A molecular dynamic simulation method to elucidate the interaction mechanism of nano-SiO₂ in polymer blends

A molecular dynamics simulation is employed to investigate the effects of nano-SiO₂ particles on the properties of polyvinyl alcohol (PVA)/poly(vinyl pyrrolidone) (PVP) blends and demonstrate the interaction mechanism of nano-SiO₂ particles in blend systems. Six blend systems with different concentrations of SiO₂ particles (0–12.8%) and two interfacial interaction models of polymers on the SiO₂ surface were designed and analyzed in terms of density distribution, mechanical properties, fractional free volume, and X-ray diffraction patterns. The incorporation of nano-SiO₂ particles into the PVA/PVP blend systems increased their mechanical properties, densities, and semicrystalline character. Density distribution analysis indicated PVA molecular chains are more easily adsorbed on the SiO₂ surface than PVP molecular chains.
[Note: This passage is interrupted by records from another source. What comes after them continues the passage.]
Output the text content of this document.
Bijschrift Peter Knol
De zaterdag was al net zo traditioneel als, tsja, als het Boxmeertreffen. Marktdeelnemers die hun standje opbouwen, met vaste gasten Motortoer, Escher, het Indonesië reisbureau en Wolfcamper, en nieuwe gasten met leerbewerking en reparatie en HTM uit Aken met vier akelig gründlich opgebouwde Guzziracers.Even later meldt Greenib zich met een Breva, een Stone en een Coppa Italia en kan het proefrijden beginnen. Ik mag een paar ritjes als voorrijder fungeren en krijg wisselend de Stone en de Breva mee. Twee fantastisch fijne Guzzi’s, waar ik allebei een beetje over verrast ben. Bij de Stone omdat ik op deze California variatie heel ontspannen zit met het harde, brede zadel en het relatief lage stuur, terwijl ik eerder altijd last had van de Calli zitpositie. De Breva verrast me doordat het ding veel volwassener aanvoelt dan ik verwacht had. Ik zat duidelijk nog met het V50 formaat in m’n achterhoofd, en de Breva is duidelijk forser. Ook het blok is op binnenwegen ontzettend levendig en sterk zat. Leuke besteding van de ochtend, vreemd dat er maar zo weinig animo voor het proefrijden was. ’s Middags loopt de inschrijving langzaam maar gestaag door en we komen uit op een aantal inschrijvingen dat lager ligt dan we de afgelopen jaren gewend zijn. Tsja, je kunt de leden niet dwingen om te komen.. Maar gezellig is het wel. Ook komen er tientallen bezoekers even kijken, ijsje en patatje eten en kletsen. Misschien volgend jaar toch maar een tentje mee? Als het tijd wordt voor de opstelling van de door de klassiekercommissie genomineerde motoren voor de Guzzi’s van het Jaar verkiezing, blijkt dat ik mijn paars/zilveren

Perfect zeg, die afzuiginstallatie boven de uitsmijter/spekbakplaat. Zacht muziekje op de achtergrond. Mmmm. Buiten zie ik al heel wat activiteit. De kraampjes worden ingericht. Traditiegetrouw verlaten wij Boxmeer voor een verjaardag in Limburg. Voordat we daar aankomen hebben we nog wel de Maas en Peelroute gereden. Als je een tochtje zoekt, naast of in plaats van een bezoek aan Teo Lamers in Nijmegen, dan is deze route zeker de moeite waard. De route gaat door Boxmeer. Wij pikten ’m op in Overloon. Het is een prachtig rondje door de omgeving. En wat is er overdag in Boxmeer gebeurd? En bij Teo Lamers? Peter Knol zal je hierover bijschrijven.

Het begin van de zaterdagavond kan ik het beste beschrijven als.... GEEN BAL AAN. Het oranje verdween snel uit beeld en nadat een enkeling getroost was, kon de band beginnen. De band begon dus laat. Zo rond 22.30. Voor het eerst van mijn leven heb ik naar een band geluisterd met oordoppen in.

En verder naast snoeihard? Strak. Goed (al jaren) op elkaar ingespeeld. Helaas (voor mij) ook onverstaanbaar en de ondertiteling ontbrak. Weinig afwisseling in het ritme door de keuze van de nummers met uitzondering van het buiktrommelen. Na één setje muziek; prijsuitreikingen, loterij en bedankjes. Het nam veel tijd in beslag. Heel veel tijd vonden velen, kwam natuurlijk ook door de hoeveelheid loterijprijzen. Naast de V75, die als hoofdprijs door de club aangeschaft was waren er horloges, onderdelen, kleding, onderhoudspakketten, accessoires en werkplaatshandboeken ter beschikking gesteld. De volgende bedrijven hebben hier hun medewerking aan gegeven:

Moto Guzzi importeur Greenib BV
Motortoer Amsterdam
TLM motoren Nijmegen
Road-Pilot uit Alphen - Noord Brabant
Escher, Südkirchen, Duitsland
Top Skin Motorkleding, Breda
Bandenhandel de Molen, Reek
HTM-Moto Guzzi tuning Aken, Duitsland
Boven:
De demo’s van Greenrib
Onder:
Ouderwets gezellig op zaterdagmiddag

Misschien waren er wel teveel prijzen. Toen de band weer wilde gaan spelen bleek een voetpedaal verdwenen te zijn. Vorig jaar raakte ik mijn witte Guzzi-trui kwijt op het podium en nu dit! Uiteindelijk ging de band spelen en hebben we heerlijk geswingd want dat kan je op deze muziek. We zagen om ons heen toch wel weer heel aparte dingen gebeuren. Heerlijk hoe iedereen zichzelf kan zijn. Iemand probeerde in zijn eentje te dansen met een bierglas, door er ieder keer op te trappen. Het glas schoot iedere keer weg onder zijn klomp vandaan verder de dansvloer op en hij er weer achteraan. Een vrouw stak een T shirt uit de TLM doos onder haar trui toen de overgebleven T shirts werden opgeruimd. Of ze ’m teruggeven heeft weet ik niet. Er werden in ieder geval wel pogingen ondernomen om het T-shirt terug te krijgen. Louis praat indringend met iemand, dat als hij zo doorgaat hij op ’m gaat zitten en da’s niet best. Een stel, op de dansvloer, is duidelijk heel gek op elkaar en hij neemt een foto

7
Finally, an analysis of binding energies and pair correlation functions of interfacial interaction models revealed the interaction mechanism of nano-SiO₂ particles in PVA/PVP systems. Hydrogen bond interactions between polar functional groups in polymer molecular chains and the hydroxyl groups of the SiO₂ surface are involved in adsorption of the polymers on the SiO₂ surface and explain why nano-SiO₂ particles can significantly influence the properties of PVA/PVP systems.